Что касается Файфа, то он вовсе не рассчитывал на удачу, когда подошла его очередь попытаться выжать хоть что-то из своей царапины. Он даже и идти-то не хотел, спасибо Мактею, уговорил его. Только Мактей имел в виду его ранение, а Файф решил лучше пожаловаться на больную лодыжку. Еще мальчишкой, играя в футбол, он сильно вывихнул ее, и с тех пор у него иногда бывало, что там что-то вдруг выскакивало, и тогда было больно ходить. Он даже походку особую выработал с годами, чтобы щадить больную ногу. А в походах и перед боем туго бинтовал ее специальным бинтом — так его еще дома научил доктор, наблюдавший много лет за их семьей. Но вот чтобы воспользоваться этой лодыжкой как предлогом для эвакуации — это ему и в голову не приходило. К больной ноге он привык, и все, что было связано с ней, тоже стало чем-то обыденным, привычным, таким же, как вечно плохие зубы или близорукие глаза. Но однажды вечером, когда они с Мактеем шли на ужин и он нечаянно оступился, споткнувшись в грязи о какую-то корягу, косточка снова выскочила и боль полоснула по телу.
— Ты чего это побелел? — удивился Мактей. — Или что случилось?
Файф, с трудом переведя дух, объяснил причину.

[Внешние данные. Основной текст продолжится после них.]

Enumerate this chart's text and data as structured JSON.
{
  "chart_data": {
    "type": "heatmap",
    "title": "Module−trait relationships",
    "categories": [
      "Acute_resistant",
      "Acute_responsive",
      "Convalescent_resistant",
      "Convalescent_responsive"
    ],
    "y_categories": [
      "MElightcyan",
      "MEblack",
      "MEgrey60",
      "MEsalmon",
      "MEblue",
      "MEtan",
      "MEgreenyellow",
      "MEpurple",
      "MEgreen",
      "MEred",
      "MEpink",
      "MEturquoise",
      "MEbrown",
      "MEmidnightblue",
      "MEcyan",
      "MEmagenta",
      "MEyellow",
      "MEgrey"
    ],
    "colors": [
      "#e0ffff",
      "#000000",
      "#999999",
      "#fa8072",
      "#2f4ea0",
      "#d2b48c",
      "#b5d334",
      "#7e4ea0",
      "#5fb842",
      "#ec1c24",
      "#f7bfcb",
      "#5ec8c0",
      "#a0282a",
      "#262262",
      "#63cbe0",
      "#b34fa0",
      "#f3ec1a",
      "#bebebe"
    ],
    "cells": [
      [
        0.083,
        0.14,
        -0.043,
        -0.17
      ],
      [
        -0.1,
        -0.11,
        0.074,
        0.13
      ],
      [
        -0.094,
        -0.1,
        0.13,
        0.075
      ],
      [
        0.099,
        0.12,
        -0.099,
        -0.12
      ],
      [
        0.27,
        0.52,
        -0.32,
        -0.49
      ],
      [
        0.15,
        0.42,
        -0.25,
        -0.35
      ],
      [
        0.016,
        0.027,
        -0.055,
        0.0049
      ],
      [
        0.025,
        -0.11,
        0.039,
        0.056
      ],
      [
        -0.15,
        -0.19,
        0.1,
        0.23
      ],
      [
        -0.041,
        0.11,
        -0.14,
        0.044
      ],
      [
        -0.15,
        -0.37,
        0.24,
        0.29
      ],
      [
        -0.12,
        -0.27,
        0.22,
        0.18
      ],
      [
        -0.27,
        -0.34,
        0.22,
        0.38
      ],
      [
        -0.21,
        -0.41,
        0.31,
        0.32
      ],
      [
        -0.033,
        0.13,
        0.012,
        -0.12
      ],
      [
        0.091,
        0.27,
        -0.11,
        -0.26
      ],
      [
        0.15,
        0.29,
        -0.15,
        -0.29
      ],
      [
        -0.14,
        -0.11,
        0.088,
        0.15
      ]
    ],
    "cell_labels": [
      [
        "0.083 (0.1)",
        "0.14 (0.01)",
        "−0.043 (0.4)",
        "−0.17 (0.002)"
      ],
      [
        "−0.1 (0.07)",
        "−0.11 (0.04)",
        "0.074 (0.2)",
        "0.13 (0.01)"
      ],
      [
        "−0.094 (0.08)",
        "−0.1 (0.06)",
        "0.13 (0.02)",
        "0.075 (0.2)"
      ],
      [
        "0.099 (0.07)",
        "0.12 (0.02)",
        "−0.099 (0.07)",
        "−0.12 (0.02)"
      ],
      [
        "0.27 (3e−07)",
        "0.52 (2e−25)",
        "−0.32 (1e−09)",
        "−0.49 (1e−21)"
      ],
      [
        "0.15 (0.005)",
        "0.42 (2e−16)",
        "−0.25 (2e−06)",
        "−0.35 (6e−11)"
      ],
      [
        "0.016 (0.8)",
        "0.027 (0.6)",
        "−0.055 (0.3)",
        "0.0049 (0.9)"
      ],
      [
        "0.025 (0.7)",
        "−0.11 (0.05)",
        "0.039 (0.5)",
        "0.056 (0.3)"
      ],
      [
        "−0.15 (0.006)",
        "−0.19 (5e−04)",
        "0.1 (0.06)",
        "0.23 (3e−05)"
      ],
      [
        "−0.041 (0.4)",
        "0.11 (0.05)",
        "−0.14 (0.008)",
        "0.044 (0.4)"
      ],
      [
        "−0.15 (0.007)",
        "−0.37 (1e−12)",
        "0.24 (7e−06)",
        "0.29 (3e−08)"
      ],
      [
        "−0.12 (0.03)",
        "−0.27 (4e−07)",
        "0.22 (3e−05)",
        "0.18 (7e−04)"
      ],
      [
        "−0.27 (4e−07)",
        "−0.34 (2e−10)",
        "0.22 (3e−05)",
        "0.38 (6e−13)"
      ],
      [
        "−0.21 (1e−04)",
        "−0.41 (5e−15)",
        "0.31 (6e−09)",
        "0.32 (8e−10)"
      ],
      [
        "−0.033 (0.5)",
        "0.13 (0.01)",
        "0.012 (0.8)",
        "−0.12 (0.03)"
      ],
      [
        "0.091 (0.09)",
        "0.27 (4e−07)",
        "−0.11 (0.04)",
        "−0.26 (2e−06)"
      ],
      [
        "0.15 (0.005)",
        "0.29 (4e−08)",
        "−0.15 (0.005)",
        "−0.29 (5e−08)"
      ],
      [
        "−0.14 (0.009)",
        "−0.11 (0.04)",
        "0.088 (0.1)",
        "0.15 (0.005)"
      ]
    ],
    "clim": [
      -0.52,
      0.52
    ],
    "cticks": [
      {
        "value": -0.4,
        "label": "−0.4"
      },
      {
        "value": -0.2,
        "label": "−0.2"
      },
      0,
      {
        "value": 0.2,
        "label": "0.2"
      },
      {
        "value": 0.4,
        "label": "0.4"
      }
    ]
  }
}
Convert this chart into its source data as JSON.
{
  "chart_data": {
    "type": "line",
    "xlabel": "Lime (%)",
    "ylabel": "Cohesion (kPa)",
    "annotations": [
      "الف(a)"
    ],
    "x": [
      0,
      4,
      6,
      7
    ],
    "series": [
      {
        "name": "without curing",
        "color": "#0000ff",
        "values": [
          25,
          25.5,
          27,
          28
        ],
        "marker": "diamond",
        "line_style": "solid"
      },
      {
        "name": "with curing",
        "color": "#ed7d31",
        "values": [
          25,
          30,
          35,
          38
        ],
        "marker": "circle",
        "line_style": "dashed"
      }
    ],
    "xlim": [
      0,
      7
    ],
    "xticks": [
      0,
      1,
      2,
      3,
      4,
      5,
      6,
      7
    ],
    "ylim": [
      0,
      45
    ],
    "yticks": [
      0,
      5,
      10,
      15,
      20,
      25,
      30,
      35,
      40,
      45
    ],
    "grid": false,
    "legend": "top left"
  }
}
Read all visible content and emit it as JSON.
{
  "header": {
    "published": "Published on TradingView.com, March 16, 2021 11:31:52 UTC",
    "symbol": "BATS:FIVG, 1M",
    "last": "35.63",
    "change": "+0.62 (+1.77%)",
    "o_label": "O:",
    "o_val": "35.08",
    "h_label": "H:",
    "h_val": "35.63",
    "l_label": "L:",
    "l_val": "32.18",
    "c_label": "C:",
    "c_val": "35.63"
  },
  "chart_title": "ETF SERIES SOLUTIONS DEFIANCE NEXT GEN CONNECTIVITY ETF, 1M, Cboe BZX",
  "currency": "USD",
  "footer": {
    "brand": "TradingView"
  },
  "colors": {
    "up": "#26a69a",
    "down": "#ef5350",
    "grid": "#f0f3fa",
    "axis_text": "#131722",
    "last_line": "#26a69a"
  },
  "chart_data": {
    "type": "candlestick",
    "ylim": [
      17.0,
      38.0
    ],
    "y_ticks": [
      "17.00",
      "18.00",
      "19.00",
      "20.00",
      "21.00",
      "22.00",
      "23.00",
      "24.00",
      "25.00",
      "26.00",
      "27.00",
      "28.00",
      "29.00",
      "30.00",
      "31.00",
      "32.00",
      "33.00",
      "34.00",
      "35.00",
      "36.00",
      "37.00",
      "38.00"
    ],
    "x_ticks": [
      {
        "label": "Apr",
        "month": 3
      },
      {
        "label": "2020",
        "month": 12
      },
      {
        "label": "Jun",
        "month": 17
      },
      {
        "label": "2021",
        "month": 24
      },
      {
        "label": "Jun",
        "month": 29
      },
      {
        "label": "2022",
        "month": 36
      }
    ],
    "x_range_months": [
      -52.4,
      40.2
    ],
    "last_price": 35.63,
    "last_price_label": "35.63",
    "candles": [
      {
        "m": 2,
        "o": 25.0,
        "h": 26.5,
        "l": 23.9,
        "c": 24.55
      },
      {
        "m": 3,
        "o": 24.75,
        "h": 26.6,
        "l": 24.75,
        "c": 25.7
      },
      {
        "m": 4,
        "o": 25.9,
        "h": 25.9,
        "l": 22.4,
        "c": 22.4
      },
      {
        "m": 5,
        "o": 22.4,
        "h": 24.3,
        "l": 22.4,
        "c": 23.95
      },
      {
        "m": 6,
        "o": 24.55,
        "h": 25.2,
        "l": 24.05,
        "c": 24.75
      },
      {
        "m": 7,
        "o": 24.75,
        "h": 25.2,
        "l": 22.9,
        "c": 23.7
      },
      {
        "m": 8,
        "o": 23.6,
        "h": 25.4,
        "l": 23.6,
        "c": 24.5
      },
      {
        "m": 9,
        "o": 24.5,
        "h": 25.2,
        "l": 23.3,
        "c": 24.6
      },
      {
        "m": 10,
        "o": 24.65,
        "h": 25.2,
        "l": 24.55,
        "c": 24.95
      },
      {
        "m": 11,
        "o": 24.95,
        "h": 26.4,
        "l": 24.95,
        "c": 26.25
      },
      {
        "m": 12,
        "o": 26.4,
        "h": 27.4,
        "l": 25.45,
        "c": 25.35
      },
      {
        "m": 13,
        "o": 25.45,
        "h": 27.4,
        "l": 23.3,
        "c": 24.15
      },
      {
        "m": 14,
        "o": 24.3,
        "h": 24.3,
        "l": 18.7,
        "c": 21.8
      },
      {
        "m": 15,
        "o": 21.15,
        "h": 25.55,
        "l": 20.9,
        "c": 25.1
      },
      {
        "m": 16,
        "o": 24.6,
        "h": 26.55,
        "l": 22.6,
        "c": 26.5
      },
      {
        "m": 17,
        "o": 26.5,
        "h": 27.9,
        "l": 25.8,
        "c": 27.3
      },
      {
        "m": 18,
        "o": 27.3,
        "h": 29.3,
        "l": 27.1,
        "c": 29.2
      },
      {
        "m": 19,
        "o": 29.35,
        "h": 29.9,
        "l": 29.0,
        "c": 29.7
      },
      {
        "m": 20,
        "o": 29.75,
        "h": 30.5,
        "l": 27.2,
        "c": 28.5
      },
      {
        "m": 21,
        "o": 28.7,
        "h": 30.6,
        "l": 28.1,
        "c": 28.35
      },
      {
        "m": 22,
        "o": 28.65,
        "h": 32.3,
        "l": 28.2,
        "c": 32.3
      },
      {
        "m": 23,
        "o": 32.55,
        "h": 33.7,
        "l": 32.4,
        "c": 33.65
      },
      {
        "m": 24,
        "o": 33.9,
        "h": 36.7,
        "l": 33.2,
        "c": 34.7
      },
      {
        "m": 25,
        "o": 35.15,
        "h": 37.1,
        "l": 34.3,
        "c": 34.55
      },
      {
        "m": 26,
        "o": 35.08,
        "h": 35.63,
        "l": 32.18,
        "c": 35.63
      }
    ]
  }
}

Боль постепенно утихала, теперь надо было осторожно вытянуть ногу и так подержать несколько минут.
Мактея все это очень удивило:
— А ты к врачу с этим ходил? Ты, парень, просто спятил, да и только! Да тебя с такой штукой отсюда в два счета уберут, помяни мое слово.
— Да брось ты! — Файфу такое и на ум никогда не приходило.
— Чего там брось. Еще как спишут! Я вон сколько видел солдат с меньшими болячками, и то списывали.
— А если они меня по шее?
— Ну и черт с ними. Чем ты-то рискуешь? Хуже не будет.